Chaque patient a la possibilité de demander que son hospitalisation revête un caractère privé en demandant la non-divulgation de sa présence à l'hôpital :

-       soit au moment de son entrée auprès de l'Accueil Clientèle et en le confirmant auprès du service d'hospitalisation dès son arrivée (ainsi qu'au prestataire télévision et téléphone pour les patients),

-       soit au moment de son entrée en hospitalisation dans le service de soins (ainsi qu'au prestataire télévision et téléphone pour les patients).

 

La non-divulgation de la présence d'un patient ou d'une personne hospitalisée recouvre la possibilité de ne pas communiquer de donnée sur sa présence dans l'établissement ou sur son état de santé. Ceci implique aussi de ne pas indiquer les coordonnées relatives à la localisation du patient dans une chambre de l'hôpital.
(Sauf exception : pour les mineurs soumis à l'autorité parentale et sous réserve des dispositions de l'article L.1111-5 CSP).

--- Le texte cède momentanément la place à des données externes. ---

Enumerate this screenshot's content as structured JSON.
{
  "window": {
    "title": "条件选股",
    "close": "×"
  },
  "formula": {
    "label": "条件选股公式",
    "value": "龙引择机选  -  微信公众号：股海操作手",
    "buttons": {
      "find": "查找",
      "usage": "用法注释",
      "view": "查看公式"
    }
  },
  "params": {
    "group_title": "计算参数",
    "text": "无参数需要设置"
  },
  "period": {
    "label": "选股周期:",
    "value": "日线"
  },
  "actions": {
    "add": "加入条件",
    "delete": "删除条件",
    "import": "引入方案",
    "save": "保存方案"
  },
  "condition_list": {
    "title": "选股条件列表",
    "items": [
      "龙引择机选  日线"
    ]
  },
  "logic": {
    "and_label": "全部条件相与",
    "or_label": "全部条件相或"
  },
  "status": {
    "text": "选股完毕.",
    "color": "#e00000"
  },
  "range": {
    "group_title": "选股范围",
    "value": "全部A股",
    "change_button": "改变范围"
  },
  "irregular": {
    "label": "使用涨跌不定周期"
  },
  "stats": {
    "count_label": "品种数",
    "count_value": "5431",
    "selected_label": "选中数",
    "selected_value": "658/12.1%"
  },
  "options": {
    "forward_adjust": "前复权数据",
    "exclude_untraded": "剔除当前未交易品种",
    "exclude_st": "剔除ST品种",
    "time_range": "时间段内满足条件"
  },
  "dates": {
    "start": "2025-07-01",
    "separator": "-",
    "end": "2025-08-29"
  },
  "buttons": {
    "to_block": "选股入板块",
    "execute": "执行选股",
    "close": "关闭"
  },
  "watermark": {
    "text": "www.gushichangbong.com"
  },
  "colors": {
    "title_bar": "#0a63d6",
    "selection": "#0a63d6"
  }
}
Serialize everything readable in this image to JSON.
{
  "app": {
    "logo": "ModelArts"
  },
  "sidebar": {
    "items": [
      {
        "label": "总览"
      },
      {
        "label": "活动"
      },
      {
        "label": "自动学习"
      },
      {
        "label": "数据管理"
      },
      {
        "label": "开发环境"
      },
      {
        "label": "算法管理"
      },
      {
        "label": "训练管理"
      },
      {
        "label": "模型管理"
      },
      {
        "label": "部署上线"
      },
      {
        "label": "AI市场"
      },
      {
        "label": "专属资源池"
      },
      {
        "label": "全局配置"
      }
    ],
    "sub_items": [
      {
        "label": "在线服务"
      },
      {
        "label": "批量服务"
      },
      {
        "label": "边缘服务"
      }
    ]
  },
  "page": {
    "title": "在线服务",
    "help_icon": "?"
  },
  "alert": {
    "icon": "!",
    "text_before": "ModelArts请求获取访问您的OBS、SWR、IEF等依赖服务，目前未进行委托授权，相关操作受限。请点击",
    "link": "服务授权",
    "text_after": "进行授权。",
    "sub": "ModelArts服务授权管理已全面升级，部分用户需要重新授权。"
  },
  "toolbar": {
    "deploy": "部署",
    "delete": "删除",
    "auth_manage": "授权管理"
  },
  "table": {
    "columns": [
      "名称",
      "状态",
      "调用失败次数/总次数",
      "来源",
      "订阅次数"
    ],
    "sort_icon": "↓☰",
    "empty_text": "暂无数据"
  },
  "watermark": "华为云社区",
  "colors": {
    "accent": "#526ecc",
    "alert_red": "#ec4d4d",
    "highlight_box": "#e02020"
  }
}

La confidentialité n'est pas l'anonymat. L'anonymat concerne une personne dont on ne connaît pas l'identité. Elle est juridiquement identifiée au travers de situations telles que :

-       les dons de gamètes ou d'organes,

-       les consultations anonymes pour la prévention, le dépistage, le diagnostic et le traitement ambulatoire des infections sexuellement transmissibles,

-        la lutte contre le dopage,

-        les consultations réalisées dans les centres d'accueil et d'accompagnement des risques pour usagers de drogue,

-       les accouchements sous X,

Les hospitalisations pour les toxicomanes en cas d'admission volontaire.

En dehors de ces cas, il n'est pas prévu juridiquement de prononcer des admissions ou des consultations sous couvert d'anonymat, à l'exception de la personne inconsciente ne portant aucun document permettant son identification.